Hadi ben de fıkradaki gibi sorayım. Neden? Bakan Bağış’a göre bu üç ili mübarek hale getiren ne ekonominin ağırlığını taşımasıyla ve kültürel tarihi mirasıyla İstanbul, ne mesela çay konusundaki büyük emeğiyle Rize, ne de Mezopotamya ve Anadolu uygarlıkların kesiştiği yerde kurulduğu için Siirt değil.
Her üçünü mübarek kılan Bağış’a göre Başbakan Erdoğan’ın doğmasına vesile olmaları… Diyelim ki bu da belediye başkanlığına doğru giden yolda yapılan bir yatırım. Ama canımı sıkan nokta başka… Karşılaştırmayı yaparken ne diyor? . “Ülkemizde eğer Urfa şanlıysa, Antep gaziyse, Maraş kahramansa…”
İnsafın kurusun Egemen Bağış! Bu üç şehrin aldığı unvanlar, bileğinin hakkıyla istiklâl mücadelesinde gösterdikleri fedakârlıklarla kendilerine verildi. İnsanın demek ki freni patlayınca böyle oluyor. Tarihe, şehide, gaziye, milli mücadeleye saygıyı bile göz ardı edip, illere mübarek tanımlaması yapıyor.
Ne diyeceksiniz şimdi bu söze? En iyisi yanıtı Mübarek’in yardımcısı versin: “Çünkü Ömer Allah’tan korkardı, siz korkmuyorsunuz!”
sayın kardeşim ne bekliyordunizki, şu günler halk yalakalıgının ,hükümet ve , erdogan yalakalıgının tavan yaptıgı seviyeler.bunlara benmi büyügüm HAŞA ALLAHMI deseniz ben büyügüm derler. niye çünki bunlar hata yapmazlar,.yardımseverin kralıdırlar,ermişdirler,her şeyin iyisini bunlar bilir.bunların dışında söylenen her söz, her yapılan şey kötüdür, bozgunculuktur.yalandır, yanlıştır.işte bu zihniyetle yönetiliyoruz.İYİ UYKULAR YALAKALIGI, POHPOHLANMAYI SEVEN. OLAYLARI SORGULAMAYAN,KENDİ ÇIKARININ VE ÜLKE ÇIKARININ NERDE OLDUGUNU BİLMEYEN,HAYATI SADECE DİNDEN İBARET GÖREN HALKIM İYİ UYKULAR. İYİ UYKULAR İYİ UYKULAR.

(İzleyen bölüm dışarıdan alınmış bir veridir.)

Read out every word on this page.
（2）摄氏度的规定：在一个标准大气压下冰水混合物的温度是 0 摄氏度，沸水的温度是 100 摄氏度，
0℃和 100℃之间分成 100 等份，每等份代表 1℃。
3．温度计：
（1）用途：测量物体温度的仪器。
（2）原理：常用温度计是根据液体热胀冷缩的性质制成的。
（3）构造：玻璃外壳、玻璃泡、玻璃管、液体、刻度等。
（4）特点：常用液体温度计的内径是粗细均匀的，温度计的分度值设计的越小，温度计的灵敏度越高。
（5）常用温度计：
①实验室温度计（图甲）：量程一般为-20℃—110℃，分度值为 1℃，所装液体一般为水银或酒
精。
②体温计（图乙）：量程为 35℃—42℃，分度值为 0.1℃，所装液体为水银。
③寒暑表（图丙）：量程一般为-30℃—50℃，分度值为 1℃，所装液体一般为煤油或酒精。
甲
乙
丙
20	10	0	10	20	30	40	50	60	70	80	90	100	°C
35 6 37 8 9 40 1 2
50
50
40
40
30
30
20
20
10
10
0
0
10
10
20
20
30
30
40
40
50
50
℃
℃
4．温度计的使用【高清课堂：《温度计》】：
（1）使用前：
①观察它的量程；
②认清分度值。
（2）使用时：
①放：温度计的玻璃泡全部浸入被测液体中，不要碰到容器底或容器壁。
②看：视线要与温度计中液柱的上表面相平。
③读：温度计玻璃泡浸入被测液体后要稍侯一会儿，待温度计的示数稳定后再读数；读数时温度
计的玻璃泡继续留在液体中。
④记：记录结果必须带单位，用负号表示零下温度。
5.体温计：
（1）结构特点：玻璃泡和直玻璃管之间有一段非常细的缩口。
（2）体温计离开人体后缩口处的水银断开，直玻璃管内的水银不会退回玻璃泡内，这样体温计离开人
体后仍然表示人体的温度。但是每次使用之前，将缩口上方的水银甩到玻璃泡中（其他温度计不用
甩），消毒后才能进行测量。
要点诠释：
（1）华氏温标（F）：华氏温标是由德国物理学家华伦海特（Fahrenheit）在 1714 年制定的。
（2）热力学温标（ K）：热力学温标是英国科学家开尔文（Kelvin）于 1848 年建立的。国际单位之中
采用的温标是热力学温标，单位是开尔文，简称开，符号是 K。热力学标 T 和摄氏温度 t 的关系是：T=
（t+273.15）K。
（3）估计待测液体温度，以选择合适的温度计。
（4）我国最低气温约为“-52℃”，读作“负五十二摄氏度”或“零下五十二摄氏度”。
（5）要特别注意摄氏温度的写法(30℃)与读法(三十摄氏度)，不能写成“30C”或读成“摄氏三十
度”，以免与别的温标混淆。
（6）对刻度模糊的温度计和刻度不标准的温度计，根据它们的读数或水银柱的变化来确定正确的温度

Şu çıkarımı nerden yaptınız “Her üçünü mübarek kılan Bağış’a göre Başbakan Erdoğan’ın doğmasına vesile olmaları…” cevap vereyim sallamasyon yaptınız yine. Tıpkı bakanın urfa antep ve maraş illerine verilen ünvanları küçümsemek gibi bir kastı olmadığı belli olduğu halde öyleymiş gibi bir algı yaratmaya çalışmanız gibi.
İstanbul ile ilgili sahih bir hadis vardır öte yandan, bilirsiniz de bilmezden gelebilirsiniz:
“Rasulullah (Sallallahu Aleyhi ve Sellem) şöyle buyurmuştur:
‘İstanbul mutlaka fethedilecektir. Onu fetheden komutan ne güzel komutan, onu fetheden ordu ne güzel ordudur.’
Şakşakçı okur olamayacağım kusura bakmayın.